少し前までいた蓮とラナは随分と遅くなってしまっている時間を確認すると、足早に帰ってしまった。
なので今は一人なのだ。
「あなたが寂しいですか……」
「にゃ?」
一人しかいないはずの保健室に、もう一つどこかから声が聞こえてくる
その声に瞳狐先生は一瞬驚くも、すぐにその声の主を理解し表情が明るくなる。
「ひーちゃんにゃ!」
親し気にそう名前を呼ぶ。
だが、すぐにその名前を呼んだ相手の姿がないことに気付く。
「あれ? でも姿が見えないにゃ?」
「用事があったので今はもう家ですよ。学園には帰ってません」
「なるほどにゃあ~」
姿がなく、凛々しい女性の声だけが聞こえる状況にクエスチョンマークを浮かべるが、説明され納得する。

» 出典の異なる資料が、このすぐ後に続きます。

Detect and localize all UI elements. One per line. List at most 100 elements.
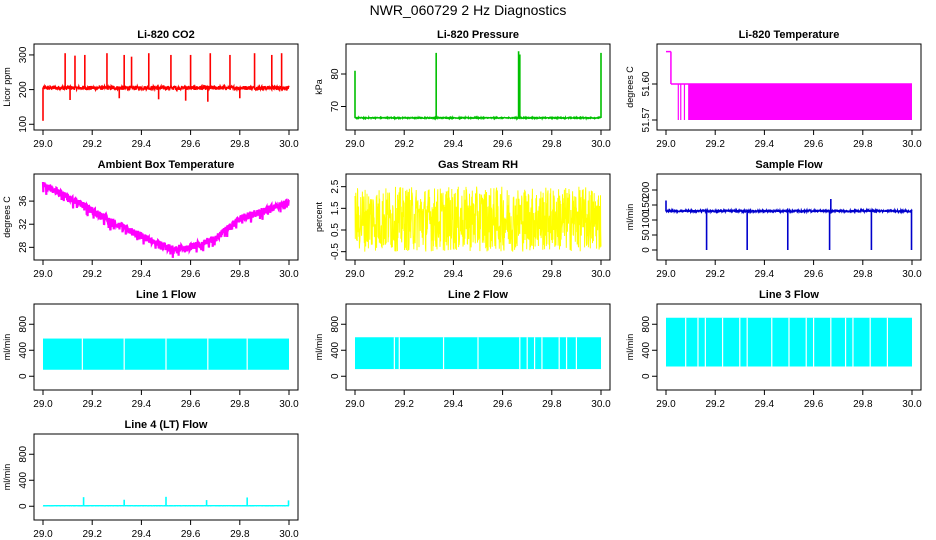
- data-series: [665, 199, 913, 250]
- series-line: [665, 207, 913, 215]
- x-tick-label: 29.8: [230, 529, 250, 540]
- y-axis-label: ml/min: [314, 334, 324, 361]
- x-tick-label: 29.8: [230, 399, 250, 410]
- x-tick-label: 29.0: [345, 139, 365, 150]
- chart-panel: Line 2 Flow 29.0 29.2 29.4 29.6 29.8 30.0 0 400 8…: [314, 289, 611, 410]
- x-tick-label: 29.2: [394, 269, 414, 280]
- y-tick-label: 800: [18, 445, 29, 462]
- y-tick-label: 0: [641, 373, 652, 379]
- x-tick-label: 29.0: [345, 269, 365, 280]
- y-tick-label: 80: [330, 68, 341, 80]
- data-series: [666, 317, 912, 367]
- y-tick-label: 0: [330, 373, 341, 379]
- y-axis-label: ml/min: [2, 464, 12, 491]
- y-tick-label: 150: [641, 196, 652, 213]
- chart-panel: Li-820 Pressure 29.0 29.2 29.4 29.6 29.8 30.0 7…: [314, 29, 611, 150]
- x-tick-label: 29.8: [230, 269, 250, 280]
- y-tick-label: 0: [18, 503, 29, 509]
- x-tick-label: 29.2: [394, 139, 414, 150]
- y-axis-label: ml/min: [625, 334, 635, 361]
- x-tick-label: 29.6: [804, 139, 824, 150]
- x-tick-label: 30.0: [591, 139, 611, 150]
- x-tick-label: 29.4: [444, 139, 464, 150]
- y-tick-label: 400: [330, 341, 341, 358]
- y-tick-label: 1.5: [330, 201, 341, 215]
- panel-title: Li-820 Pressure: [437, 29, 519, 41]
- data-series: [43, 338, 289, 370]
- series-dense: [688, 84, 912, 120]
- x-tick-label: 29.4: [444, 269, 464, 280]
- chart-panel: Sample Flow 29.0 29.2 29.4 29.6 29.8 30.0 0 5010…: [625, 159, 922, 280]
- y-tick-label: 70: [330, 101, 341, 113]
- y-tick-label: -0.5: [330, 243, 341, 261]
- y-tick-label: 400: [641, 341, 652, 358]
- x-tick-label: 29.4: [755, 399, 775, 410]
- x-tick-label: 29.8: [230, 139, 250, 150]
- x-tick-label: 29.4: [444, 399, 464, 410]
- y-axis-label: ml/min: [625, 204, 635, 231]
- series-line: [42, 83, 290, 93]
- x-tick-label: 29.2: [705, 399, 725, 410]
- x-tick-label: 29.0: [656, 399, 676, 410]
- chart-panel: Line 3 Flow 29.0 29.2 29.4 29.6 29.8 30.0 0 400 8…: [625, 289, 922, 410]
- x-tick-label: 29.6: [493, 269, 513, 280]
- x-tick-label: 30.0: [902, 399, 922, 410]
- x-tick-label: 29.8: [853, 269, 873, 280]
- y-tick-label: 50: [641, 229, 652, 241]
- y-axis-label: ml/min: [2, 334, 12, 361]
- x-axis: 29.0 29.2 29.4 29.6 29.8 30.0: [656, 389, 922, 410]
- x-tick-label: 29.6: [493, 139, 513, 150]
- x-axis: 29.0 29.2 29.4 29.6 29.8 30.0: [345, 389, 611, 410]
- x-tick-label: 29.2: [82, 269, 102, 280]
- x-tick-label: 29.4: [132, 269, 152, 280]
- chart-panel: Line 4 (LT) Flow 29.0 29.2 29.4 29.6 29.8 30.0…: [2, 419, 299, 540]
- x-tick-label: 29.2: [705, 269, 725, 280]
- x-tick-label: 30.0: [279, 399, 299, 410]
- x-tick-label: 30.0: [279, 529, 299, 540]
- x-tick-label: 29.6: [181, 139, 201, 150]
- panel-title: Sample Flow: [755, 159, 823, 171]
- y-tick-label: 0.5: [330, 223, 341, 237]
- panel-title: Gas Stream RH: [438, 159, 518, 171]
- y-axis: 28 32 36 degrees C: [2, 195, 35, 253]
- y-axis: 0 400 800 ml/min: [314, 315, 347, 379]
- y-tick-label: 200: [18, 81, 29, 98]
- y-tick-label: 0: [641, 247, 652, 253]
- x-axis: 29.0 29.2 29.4 29.6 29.8 30.0: [33, 519, 299, 540]
- x-axis: 29.0 29.2 29.4 29.6 29.8 30.0: [345, 129, 611, 150]
- panel-title: Ambient Box Temperature: [98, 159, 235, 171]
- x-tick-label: 29.2: [82, 529, 102, 540]
- y-axis: 0 400 800 ml/min: [625, 315, 658, 379]
- x-tick-label: 29.8: [542, 139, 562, 150]
- panel-title: Line 1 Flow: [136, 289, 196, 301]
- x-tick-label: 29.0: [33, 139, 53, 150]
- chart-panel: Gas Stream RH 29.0 29.2 29.4 29.6 29.8 30.0 -0.…: [314, 159, 611, 280]
- plot-frame: [33, 433, 299, 521]
- x-axis: 29.0 29.2 29.4 29.6 29.8 30.0: [345, 259, 611, 280]
- x-tick-label: 29.4: [132, 139, 152, 150]
- x-tick-label: 29.6: [493, 399, 513, 410]
- x-tick-label: 29.8: [853, 139, 873, 150]
- x-axis: 29.0 29.2 29.4 29.6 29.8 30.0: [656, 129, 922, 150]
- x-tick-label: 29.0: [656, 139, 676, 150]
- y-axis-label: percent: [314, 201, 324, 232]
- y-tick-label: 100: [18, 115, 29, 132]
- y-axis: -0.5 0.5 1.5 2.5 percent: [314, 179, 347, 261]
- x-tick-label: 29.4: [132, 529, 152, 540]
- x-axis: 29.0 29.2 29.4 29.6 29.8 30.0: [33, 259, 299, 280]
- chart-panel: Line 1 Flow 29.0 29.2 29.4 29.6 29.8 30.0 0 400 8…: [2, 289, 299, 410]
- x-axis: 29.0 29.2 29.4 29.6 29.8 30.0: [33, 129, 299, 150]
- x-axis: 29.0 29.2 29.4 29.6 29.8 30.0: [33, 389, 299, 410]
- x-tick-label: 29.2: [82, 139, 102, 150]
- data-series: [42, 53, 290, 121]
- y-tick-label: 200: [641, 181, 652, 198]
- panel-title: Li-820 CO2: [137, 29, 194, 41]
- x-tick-label: 30.0: [902, 139, 922, 150]
- x-tick-label: 29.6: [181, 399, 201, 410]
- y-axis: 70 80 kPa: [314, 68, 347, 113]
- figure-title: NWR_060729 2 Hz Diagnostics: [369, 2, 567, 18]
- y-axis-label: Licor ppm: [2, 67, 12, 107]
- panel-title: Li-820 Temperature: [739, 29, 840, 41]
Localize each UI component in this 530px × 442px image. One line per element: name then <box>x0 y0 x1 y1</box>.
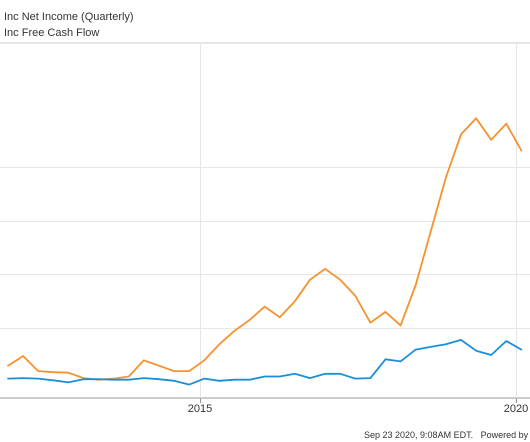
series-line-free-cash-flow <box>7 117 523 381</box>
plot-frame <box>0 42 530 399</box>
legend-item-free-cash-flow[interactable]: Inc Free Cash Flow <box>4 27 99 39</box>
series-line-net-income <box>7 338 523 386</box>
legend-label-net-income: Inc Net Income (Quarterly) <box>4 11 134 23</box>
x-axis-ticks: 2015 2020 <box>188 398 528 415</box>
gridlines <box>0 43 530 398</box>
powered-by-text: Powered by <box>480 430 529 440</box>
legend-item-net-income[interactable]: Inc Net Income (Quarterly) <box>4 11 134 23</box>
legend-label-free-cash-flow: Inc Free Cash Flow <box>4 27 100 39</box>
x-tick-label: 2020 <box>504 403 528 415</box>
chart-footer: Sep 23 2020, 9:08AM EDT. Powered by Y <box>364 425 530 441</box>
timestamp: Sep 23 2020, 9:08AM EDT. <box>364 430 474 440</box>
series-lines <box>7 117 523 386</box>
x-tick-label: 2015 <box>188 403 212 415</box>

「あ、でもこうして観に来たってことは何か用事がある─────って、ひーちゃんがわざわざ観るなんて一つしかにゃいにゃあ~」
「……!」
瞳狐が茶化すようにそういうと、姿は見えないが恥ずかしそうにしているのが伝わってくる。
なにをとは言っていないがどうやらアタリだったようだ。
「こ、コホン。それで? 魔王様はどうでしたか?」
気を取り直すように、咳ばらいを入れると瞳狐が予想していた通りの言葉を言ってくる。
まるで、先ほど恥ずかしがっていたのを無かったかのように冷静な声で質問する声の主に苦笑いをしつつ瞳狐は口を開く。

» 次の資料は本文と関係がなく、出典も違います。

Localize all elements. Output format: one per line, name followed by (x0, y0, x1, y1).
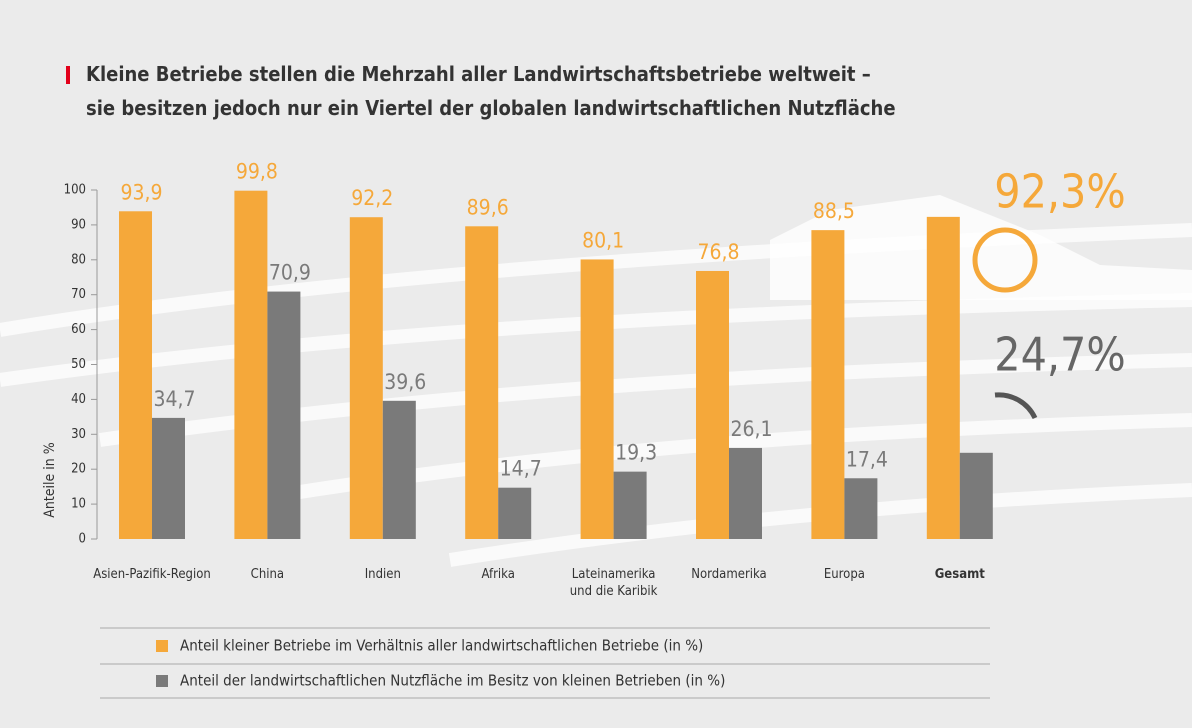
x-tick-label: Europa (823, 567, 865, 582)
value-label: 70,9 (269, 261, 311, 285)
bar (465, 226, 499, 539)
y-tick-label: 90 (71, 217, 86, 232)
value-label: 92,2 (351, 186, 393, 210)
bar (696, 270, 729, 539)
bar (811, 230, 845, 539)
value-label: 34,7 (153, 387, 195, 411)
y-tick-label: 70 (71, 287, 86, 302)
value-label: 19,3 (615, 441, 657, 465)
legend-label: Anteil kleiner Betriebe im Verhältnis al… (180, 637, 703, 655)
x-tick-label: Asien-Pazifik-Region (93, 567, 211, 582)
bar (729, 447, 762, 539)
y-tick-label: 0 (79, 532, 86, 547)
bar (959, 452, 993, 539)
value-label: 99,8 (236, 160, 278, 184)
total-label: 24,7% (994, 328, 1125, 382)
y-tick-label: 40 (71, 392, 86, 407)
barn-silhouette (770, 195, 1192, 300)
legend-label: Anteil der landwirtschaftlichen Nutzfläc… (180, 672, 725, 690)
bar (613, 471, 647, 539)
value-label: 80,1 (582, 228, 624, 252)
y-tick-label: 30 (71, 427, 86, 442)
y-axis-label: Anteile in % (42, 442, 58, 518)
y-tick-label: 20 (71, 462, 86, 477)
value-label: 89,6 (467, 195, 509, 219)
value-label: 88,5 (813, 199, 855, 223)
tower-icon (972, 227, 1038, 293)
legend-swatch (156, 640, 168, 652)
value-label: 14,7 (500, 457, 542, 481)
x-tick-label: China (250, 567, 285, 582)
x-tick-label: Lateinamerika und die Karibik (569, 567, 658, 599)
value-label: 76,8 (697, 240, 739, 264)
bar (926, 216, 960, 540)
bar (844, 478, 878, 539)
bar (267, 291, 301, 539)
bar (119, 211, 152, 539)
bar (382, 400, 416, 539)
y-tick-label: 60 (71, 322, 86, 337)
x-tick-label: Afrika (481, 567, 515, 582)
y-tick-label: 80 (71, 252, 86, 267)
total-label: 92,3% (994, 165, 1125, 219)
chart-subtitle: sie besitzen jedoch nur ein Viertel der … (86, 96, 896, 120)
field-icon (994, 392, 1038, 420)
value-label: 93,9 (120, 180, 162, 204)
bar (234, 190, 268, 539)
x-tick-label: Nordamerika (691, 567, 767, 582)
y-tick-label: 10 (71, 497, 86, 512)
title-marker (66, 66, 70, 84)
value-label: 26,1 (730, 417, 772, 441)
chart-title: Kleine Betriebe stellen die Mehrzahl all… (86, 62, 871, 86)
legend-swatch (156, 675, 168, 687)
y-tick-label: 100 (64, 183, 86, 198)
value-label: 17,4 (846, 447, 888, 471)
value-label: 39,6 (384, 370, 426, 394)
y-tick-label: 50 (71, 357, 86, 372)
bar (349, 217, 383, 540)
bar (498, 487, 532, 539)
bar (580, 259, 614, 539)
bar (152, 417, 185, 539)
x-tick-label: Indien (364, 567, 401, 582)
x-tick-label: Gesamt (934, 567, 985, 582)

「変わった様子はないにゃあね~。一回暴走しそうな感じはあったにゃけど、ほんの一瞬だったしにゃんとも言えないにゃね」
「そうですか……。でも何かしら変化はあったようですね。今回はそれでよしとしましょう」
瞳狐の報告に対し、何やら考えるように間が空くがすぐに、少し明るくなった声音で返事が返ってくる。

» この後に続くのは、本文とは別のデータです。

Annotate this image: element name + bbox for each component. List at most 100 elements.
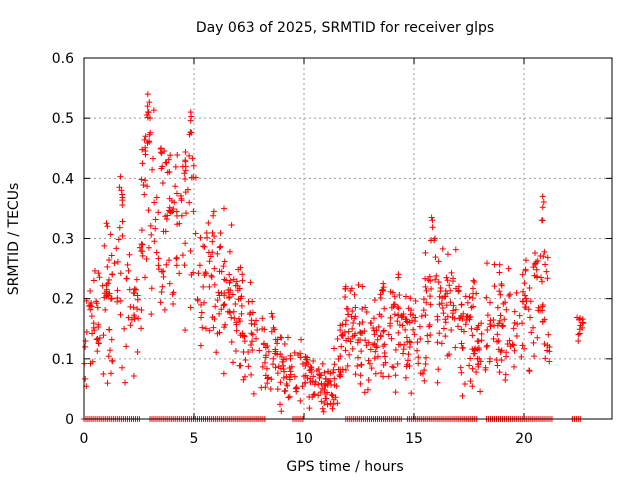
- data-point: [422, 361, 429, 368]
- data-point: [462, 321, 469, 328]
- data-point: [166, 168, 173, 175]
- data-point: [281, 340, 288, 347]
- data-point: [282, 387, 289, 394]
- data-point: [158, 150, 165, 157]
- data-point: [170, 205, 177, 212]
- data-point: [532, 260, 539, 267]
- data-point: [298, 336, 305, 343]
- data-point: [182, 158, 189, 165]
- data-point: [470, 277, 477, 284]
- data-point: [496, 261, 503, 268]
- data-point: [197, 234, 204, 241]
- data-point: [91, 327, 98, 334]
- data-point: [211, 316, 218, 323]
- data-point: [501, 316, 508, 323]
- data-point: [177, 192, 184, 199]
- data-point: [539, 303, 546, 310]
- data-point: [459, 392, 466, 399]
- data-point: [446, 282, 453, 289]
- data-point: [416, 323, 423, 330]
- data-point: [315, 392, 322, 399]
- data-point: [419, 370, 426, 377]
- data-point: [542, 355, 549, 362]
- data-point: [182, 176, 189, 183]
- data-point: [439, 245, 446, 252]
- data-point: [188, 174, 195, 181]
- x-tick-label: 0: [80, 431, 89, 447]
- data-point: [498, 281, 505, 288]
- data-point: [442, 319, 449, 326]
- data-point: [540, 198, 547, 205]
- data-point: [158, 288, 165, 295]
- data-point: [469, 285, 476, 292]
- data-point: [198, 301, 205, 308]
- data-point: [506, 291, 513, 298]
- data-point: [182, 327, 189, 334]
- data-point: [270, 361, 277, 368]
- data-point: [262, 384, 269, 391]
- data-point: [477, 358, 484, 365]
- data-point: [439, 294, 446, 301]
- data-point: [385, 373, 392, 380]
- data-point: [246, 311, 253, 318]
- data-point: [109, 358, 116, 365]
- data-point: [232, 347, 239, 354]
- data-point: [365, 339, 372, 346]
- data-point: [371, 331, 378, 338]
- data-point: [182, 149, 189, 156]
- data-point: [88, 299, 95, 306]
- x-tick-label: 10: [295, 431, 313, 447]
- data-point: [338, 343, 345, 350]
- data-point: [400, 350, 407, 357]
- data-point: [147, 115, 153, 122]
- data-point: [394, 360, 401, 367]
- data-point: [211, 281, 218, 288]
- data-point: [385, 331, 392, 338]
- data-point: [412, 297, 419, 304]
- data-point: [233, 327, 240, 334]
- data-point: [293, 388, 300, 395]
- data-point: [105, 257, 112, 264]
- data-point: [444, 277, 451, 284]
- data-point: [396, 291, 403, 298]
- data-point: [214, 330, 221, 337]
- data-point: [466, 293, 473, 300]
- data-point: [126, 251, 133, 258]
- data-point: [323, 395, 330, 402]
- data-point: [206, 258, 213, 265]
- data-point: [210, 324, 217, 331]
- data-point: [350, 320, 357, 327]
- data-point: [188, 129, 195, 136]
- data-point: [402, 326, 409, 333]
- data-point: [133, 276, 140, 283]
- data-point: [498, 347, 505, 354]
- data-point: [229, 359, 236, 366]
- data-point: [473, 369, 480, 376]
- data-point: [526, 368, 533, 375]
- data-point: [534, 334, 541, 341]
- data-point: [467, 378, 474, 385]
- data-point: [435, 366, 442, 373]
- data-point: [408, 317, 415, 324]
- data-point: [119, 232, 126, 239]
- data-point: [173, 254, 180, 261]
- data-point: [503, 349, 510, 356]
- data-point: [380, 373, 387, 380]
- data-point: [395, 329, 402, 336]
- data-point: [206, 283, 213, 290]
- chart-title: Day 063 of 2025, SRMTID for receiver glp…: [196, 20, 494, 36]
- data-point: [99, 282, 106, 289]
- data-point: [380, 343, 387, 350]
- data-point: [531, 353, 538, 360]
- data-point: [365, 357, 372, 364]
- data-point: [510, 325, 517, 332]
- data-point: [444, 313, 451, 320]
- data-point: [318, 380, 325, 387]
- data-point: [127, 322, 134, 329]
- data-point: [281, 388, 288, 395]
- data-point: [328, 391, 335, 398]
- data-point: [176, 270, 183, 277]
- data-point: [456, 315, 463, 322]
- data-point: [432, 276, 439, 283]
- data-point: [201, 299, 208, 306]
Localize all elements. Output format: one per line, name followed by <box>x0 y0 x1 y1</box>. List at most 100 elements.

しかし、逆に瞳狐はムスっとしたような少し不満そうな顔をする。
それを観ていたひーちゃんと呼ばれる女性はそんな様子の瞳狐に声をかけた。
「? どうしました?」
不満そうにする瞳狐に声をかけるが、すぐに口を開こうとせず何かもごもごと言いよどむ。
だが、抑えていられなかったのか、やがて口を開いた。
「……今まで、何もなかったのに……こんな簡単なことで……」
「瞳狐」
「!」
不満を口にする瞳狐に、声の主は静かに瞳狐の名前を呼ぶ。
声を荒げるわけでもないその呼びかけだったが、瞳狐は傍から見たら過剰ととられかねないほど肩を揺らした。
「あなたの不満は分かります。そして寂しさも。……でも変化はあったんですよ? それでよしとしましょうよ」
「……」
声の主の言葉に瞳狐はしぶしぶ頷く。
そしてそのまま顔を俯かせてしまった。
「……そろそろ遅い時間ですね。調べ物もいいですが、あまり無理をしないでください」
「……にゃ」
気遣う声に、気のない返事で返す。
声の主はそんな様子に溜息を吐く。
そして最後に、
「─────あ、それと最後に。言葉遣いがそのままでしたよ」
と、言い残すとそれ以降声は聞こえなくなった。
───────────────
─────とある場所。
そこは、暗く、とても散らかっていた。
光は四面の壁一帯に埋め尽くされた謎のカプセルと、何かに繋がった沢山の電子機器からのみ。
そんな場所で、
「ちっ……これだから失敗作のガラクタどもは─────」
目の前に浮かぶ液体と何かが入ったカプセルに拳を叩きつけながら、男はそう吐き捨てた。